Hoffjann: Sie sagen eben nicht, was sie konkret wollen. Das ist eine typische Wahlkampfstrategie für Amtsinhaber. Die setzen auf die Person, bleiben vage. So wie Merkel vor vier Jahren am Ende des TV-Duells gesagt hat: 'Sie kennen mich.' Das muss dann quasi ausreichen. Und so war auch dieser Wahlkampf. Laschet hat letztlich den Wahlkampf eines Amtsinhabers geführt, ohne ein Amtsinhaber zu sein. Also nach dem Motto "Bloß niemanden verschrecken".
"Söder hätte eine andere Strategie gewählt als Laschet"

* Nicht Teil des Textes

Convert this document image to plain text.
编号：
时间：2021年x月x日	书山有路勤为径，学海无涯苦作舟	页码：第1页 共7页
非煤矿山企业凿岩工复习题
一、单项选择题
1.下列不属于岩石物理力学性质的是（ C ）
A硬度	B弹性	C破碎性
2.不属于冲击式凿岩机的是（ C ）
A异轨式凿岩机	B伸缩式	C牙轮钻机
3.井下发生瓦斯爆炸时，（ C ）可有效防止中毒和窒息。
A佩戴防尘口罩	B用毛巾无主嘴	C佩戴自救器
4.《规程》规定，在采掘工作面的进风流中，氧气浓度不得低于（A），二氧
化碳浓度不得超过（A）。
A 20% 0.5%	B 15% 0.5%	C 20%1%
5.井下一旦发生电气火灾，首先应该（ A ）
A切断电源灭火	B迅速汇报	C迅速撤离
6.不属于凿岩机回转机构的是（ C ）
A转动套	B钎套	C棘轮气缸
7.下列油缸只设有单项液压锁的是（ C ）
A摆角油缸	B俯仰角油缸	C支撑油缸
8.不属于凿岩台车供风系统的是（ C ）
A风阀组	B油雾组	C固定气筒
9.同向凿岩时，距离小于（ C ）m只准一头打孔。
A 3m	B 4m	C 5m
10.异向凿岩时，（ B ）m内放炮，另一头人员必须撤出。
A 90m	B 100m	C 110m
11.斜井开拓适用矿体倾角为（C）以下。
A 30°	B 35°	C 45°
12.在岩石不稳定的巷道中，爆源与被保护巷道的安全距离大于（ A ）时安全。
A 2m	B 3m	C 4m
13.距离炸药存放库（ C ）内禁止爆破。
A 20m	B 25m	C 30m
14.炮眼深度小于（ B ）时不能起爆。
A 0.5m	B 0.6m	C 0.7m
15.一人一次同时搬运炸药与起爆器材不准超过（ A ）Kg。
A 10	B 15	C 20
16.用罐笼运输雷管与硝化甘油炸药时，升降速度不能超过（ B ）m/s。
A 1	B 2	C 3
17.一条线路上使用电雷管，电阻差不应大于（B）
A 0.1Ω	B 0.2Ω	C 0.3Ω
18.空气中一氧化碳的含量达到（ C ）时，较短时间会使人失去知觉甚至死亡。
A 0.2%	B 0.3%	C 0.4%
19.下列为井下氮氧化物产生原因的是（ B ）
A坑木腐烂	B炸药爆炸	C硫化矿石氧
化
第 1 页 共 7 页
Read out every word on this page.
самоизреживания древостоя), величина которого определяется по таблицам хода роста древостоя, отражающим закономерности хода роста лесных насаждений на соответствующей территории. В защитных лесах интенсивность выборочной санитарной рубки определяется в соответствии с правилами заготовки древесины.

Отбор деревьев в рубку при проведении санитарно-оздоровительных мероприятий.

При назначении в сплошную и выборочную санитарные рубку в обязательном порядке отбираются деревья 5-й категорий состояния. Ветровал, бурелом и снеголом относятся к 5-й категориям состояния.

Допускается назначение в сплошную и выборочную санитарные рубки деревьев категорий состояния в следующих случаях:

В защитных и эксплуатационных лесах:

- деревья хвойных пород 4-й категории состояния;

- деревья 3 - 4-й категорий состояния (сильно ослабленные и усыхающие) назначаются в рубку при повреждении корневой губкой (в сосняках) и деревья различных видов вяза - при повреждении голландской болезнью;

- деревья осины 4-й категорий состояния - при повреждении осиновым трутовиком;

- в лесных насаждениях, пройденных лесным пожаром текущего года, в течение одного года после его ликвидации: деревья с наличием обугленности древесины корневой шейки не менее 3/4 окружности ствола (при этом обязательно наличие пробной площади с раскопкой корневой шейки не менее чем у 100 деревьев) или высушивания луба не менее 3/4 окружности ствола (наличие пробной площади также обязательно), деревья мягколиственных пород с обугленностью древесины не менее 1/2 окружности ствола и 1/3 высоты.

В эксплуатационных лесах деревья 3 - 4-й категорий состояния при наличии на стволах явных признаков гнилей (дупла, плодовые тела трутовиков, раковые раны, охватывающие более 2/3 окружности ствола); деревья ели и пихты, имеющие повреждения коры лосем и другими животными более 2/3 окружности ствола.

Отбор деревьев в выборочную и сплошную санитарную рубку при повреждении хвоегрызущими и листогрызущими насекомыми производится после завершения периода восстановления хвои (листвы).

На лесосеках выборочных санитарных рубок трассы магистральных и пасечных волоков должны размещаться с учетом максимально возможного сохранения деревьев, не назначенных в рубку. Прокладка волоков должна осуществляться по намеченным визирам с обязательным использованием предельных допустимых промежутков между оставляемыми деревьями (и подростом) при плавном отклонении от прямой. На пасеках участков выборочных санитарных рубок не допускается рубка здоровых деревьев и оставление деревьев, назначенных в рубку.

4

Laschet ist immer vage geblieben. Das hat offenkundig nicht funktioniert, und das konnte auch die CSU in Bayern letztlich nicht heilen. Meine These ist: Ein Kanzlerkandidat Söder hätte das anders gemacht. Er hätte konkreter gesagt, was er erreichen möchte – nicht nur in der Umweltpolitik, sondern auch in anderen Politikbereichen. Söder hätte da eine andere Strategie gewählt als Laschet.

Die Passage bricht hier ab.